In recent years, there have been complaints from fans and pundits that even the games seen as typically Australian – rugby league and Australian rules football – have become "soft" and too sanitised. Rugby league in particular has witnessed calls for a return to greater physicality within the sport, including appeals to the NRL to "bring back the biff" In this context "the biff" refers to players fighting and throwing punches, which many observers see as part of the sport. The calls to allow players to throw punches have been driven by both former and current players but they are echoed by fans of the sport. Current players believe that rules against fighting and punching are not allowing them to let off steam; going as far as to say that they are being made to "look like idiots." Some ex-players have suggested that most fans loved to see punch-ups and that such physicality made the game "a better spectacle".

Aussie Masculinity

Australians take pride in their Australianness and celebrate iconic figures that exemplify this concept. However, while these figures are seen as images that typify Australian national identity, it should be noted that these images may be a mythical construction of what it means to be an Australian. Since the nineteenth century these images have ranged from the bushman, through the digger (Australian and New Zealand soldiers), to the surf lifesaver. All of these figures have, in their own way, embodied masculine struggles against adversity. In the case of the bushman, this struggle was against the harsh Australian landscape, for the digger it was enemy soldiers, while in the case of the surf lifesaver it was the sea. In the Australian media and popular culture, all of these figures – including the current national type, the sportsman – have been portrayed in ways that emphasise their masculinity and display their bodies to the admiring gaze of the public eye.

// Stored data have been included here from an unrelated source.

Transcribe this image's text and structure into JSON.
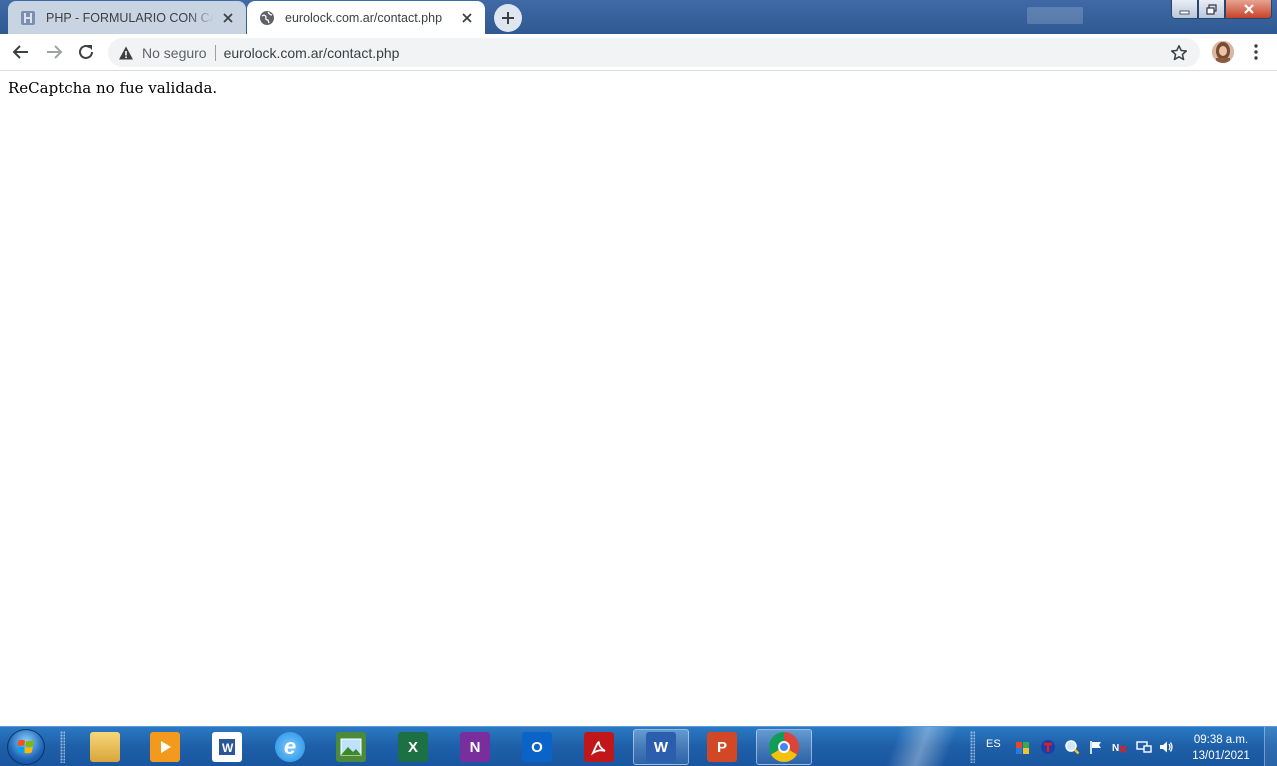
{
  "browser": {
    "tabs": [
      {
        "title": "PHP - FORMULARIO CON CAPTCHA",
        "favicon": "php-doc-icon",
        "active": false
      },
      {
        "title": "eurolock.com.ar/contact.php",
        "favicon": "globe-icon",
        "active": true
      }
    ],
    "omnibox": {
      "security_label": "No seguro",
      "url": "eurolock.com.ar/contact.php"
    }
  },
  "page": {
    "message": "ReCaptcha no fue validada."
  },
  "taskbar": {
    "apps": [
      {
        "name": "explorer",
        "icon": "folder-icon",
        "letter": "",
        "color": "#e8b84a"
      },
      {
        "name": "media-player",
        "icon": "media-player-icon",
        "letter": "",
        "color": "#f39a1e"
      },
      {
        "name": "wordpad",
        "icon": "wordpad-icon",
        "letter": "",
        "color": "#2b5797"
      },
      {
        "name": "internet-explorer",
        "icon": "internet-explorer-icon",
        "letter": "e",
        "color": "#1e8fe0"
      },
      {
        "name": "photo-viewer",
        "icon": "photo-viewer-icon",
        "letter": "",
        "color": "#4a8a3a"
      },
      {
        "name": "excel",
        "icon": "excel-icon",
        "letter": "X",
        "color": "#1d7044"
      },
      {
        "name": "onenote",
        "icon": "onenote-icon",
        "letter": "N",
        "color": "#7a2e9e"
      },
      {
        "name": "outlook",
        "icon": "outlook-icon",
        "letter": "O",
        "color": "#0a64c8"
      },
      {
        "name": "acrobat",
        "icon": "acrobat-icon",
        "letter": "",
        "color": "#c0171b"
      },
      {
        "name": "word",
        "icon": "word-icon",
        "letter": "W",
        "color": "#2b5fae"
      },
      {
        "name": "powerpoint",
        "icon": "powerpoint-icon",
        "letter": "P",
        "color": "#d24726"
      },
      {
        "name": "chrome",
        "icon": "chrome-icon",
        "letter": "",
        "color": "#ffffff"
      }
    ],
    "tray": {
      "language": "ES",
      "time": "09:38 a.m.",
      "date": "13/01/2021"
    }
  },
  "colors": {
    "titlebar": "#2e5992",
    "taskbar": "#1e5fa8",
    "omnibox_bg": "#f1f3f4"
  }
}
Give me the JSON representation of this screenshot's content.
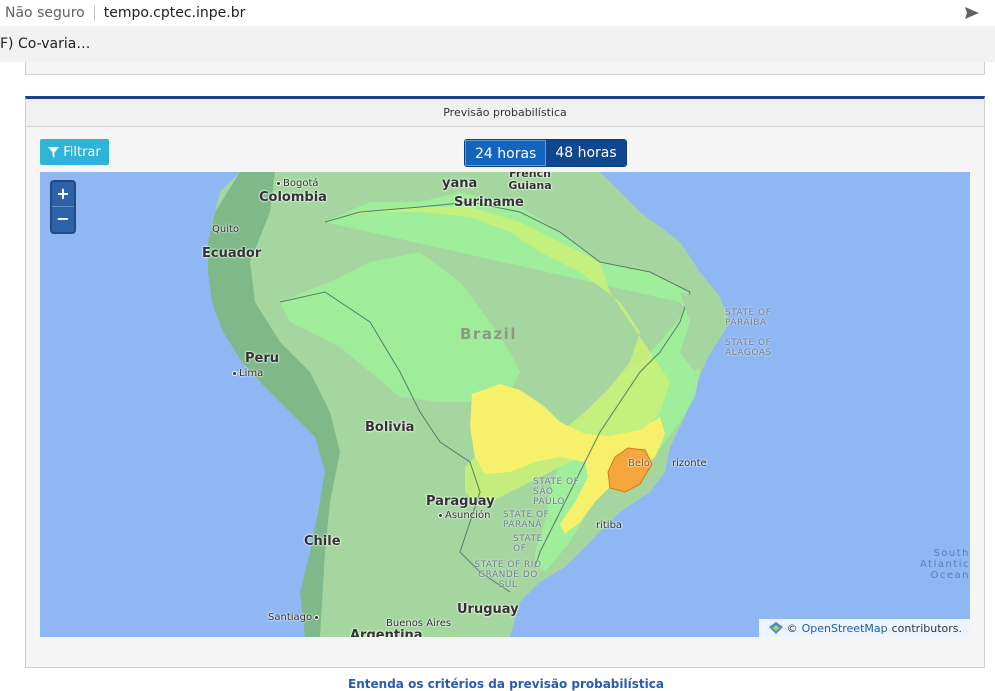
{
  "browser": {
    "security_label": "Não seguro",
    "url": "tempo.cptec.inpe.br",
    "tab_title": "F) Co-varia…"
  },
  "panel": {
    "title": "Previsão probabilística",
    "filter_label": "Filtrar",
    "period_options": [
      "24 horas",
      "48 horas"
    ],
    "selected_period": "24 horas",
    "criteria_link": "Entenda os critérios da previsão probabilística"
  },
  "map": {
    "zoom_in": "+",
    "zoom_out": "−",
    "attribution": {
      "prefix": "©",
      "link": "OpenStreetMap",
      "suffix": "contributors."
    },
    "countries": {
      "colombia": "Colombia",
      "ecuador": "Ecuador",
      "peru": "Peru",
      "bolivia": "Bolivia",
      "paraguay": "Paraguay",
      "chile": "Chile",
      "uruguay": "Uruguay",
      "argentina": "Argentina",
      "brazil": "Brazil",
      "suriname": "Suriname",
      "guyana": "yana",
      "french_guiana": "French Guiana"
    },
    "cities": {
      "bogota": "Bogotá",
      "quito": "Quito",
      "lima": "Lima",
      "asuncion": "Asunción",
      "santiago": "Santiago",
      "buenos_aires": "Buenos Aires",
      "curitiba": "ritiba",
      "belo_horizonte": "rizonte",
      "belo": "Belo"
    },
    "states": {
      "paraiba": "STATE OF PARAÍBA",
      "alagoas": "STATE OF ALAGOAS",
      "sao_paulo": "STATE OF SÃO PAULO",
      "parana": "STATE OF PARANÁ",
      "rio_grande_do_sul": "STATE OF RIO GRANDE DO SUL",
      "santa_catarina": "STATE OF"
    },
    "ocean": "South Atlantic Ocean",
    "colors": {
      "ocean": "#8fb7f3",
      "land": "#a5d6a0",
      "low_prob": "#9ef29a",
      "mid_prob": "#c8f07a",
      "high_prob": "#f7f06a",
      "very_high_prob": "#f5a63c"
    }
  }
}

Images of Australians typically show tall, athletic, healthy, and bronzed men. The images of athletes that are used by clubs and the media tend to follow this pattern. By recreating elements and messages from these earlier images the club and press are tapping into a recognisable picture of Australianness and presenting players as depictions of strength, athleticism, and determination. An inherently masculine image of Australianness is presented and reaffirmed through these sporting images.

This degree of masculinity within Australian sport harks back to earlier descriptions of the typical Australian (by writers such as Russell Ward) where there was an assumption of maleness. John Eddy, writing in 1997, was of the belief that in Australia maleness was taken as a given and suggests that Australians have a reputation for being "male chauvinists." Although there have been a number of formal policy and cultural changes aimed at addressing this, there is still an attachment to masculine ideals in Australia. Nowhere is this attachment to masculinity more apparent than the sports fields of Australia. Women are often conspicuously absent from the playing field, team management and sports broadcasts, creating a taken-for-granted notion that maleness is the norm in sport. However, the various ideologies of Australian identity imbue an extreme definition of masculinity for males that emphasises power and control, along with self-reliability and significantly "separation from the feminine." The actions of Sam Burgess, in playing on in spite of a serious injury, provide an example of this extreme masculinity. The praise and acceptance of his attitude from the wider public is indicative of social approval of this.

Sport remains a key part of Australian culture, and males are encouraged to be physically aggressive and to use physical force to dominate others in contact sports. However, these ideals of masculinity are not confined to Australia's NRL. Parallels can be drawn to ice-hockey in Canada and American football in North America. There is a danger that extreme masculine ideals will continue to be reinforced throughout the on-field behaviour of high-profile players. Such role models set an example that is followed not just in sport but also within wider society. Given the prominence of players such as Sam Burgess, surely it is time that more people asked: "Shouldn't somebody get him to stop?"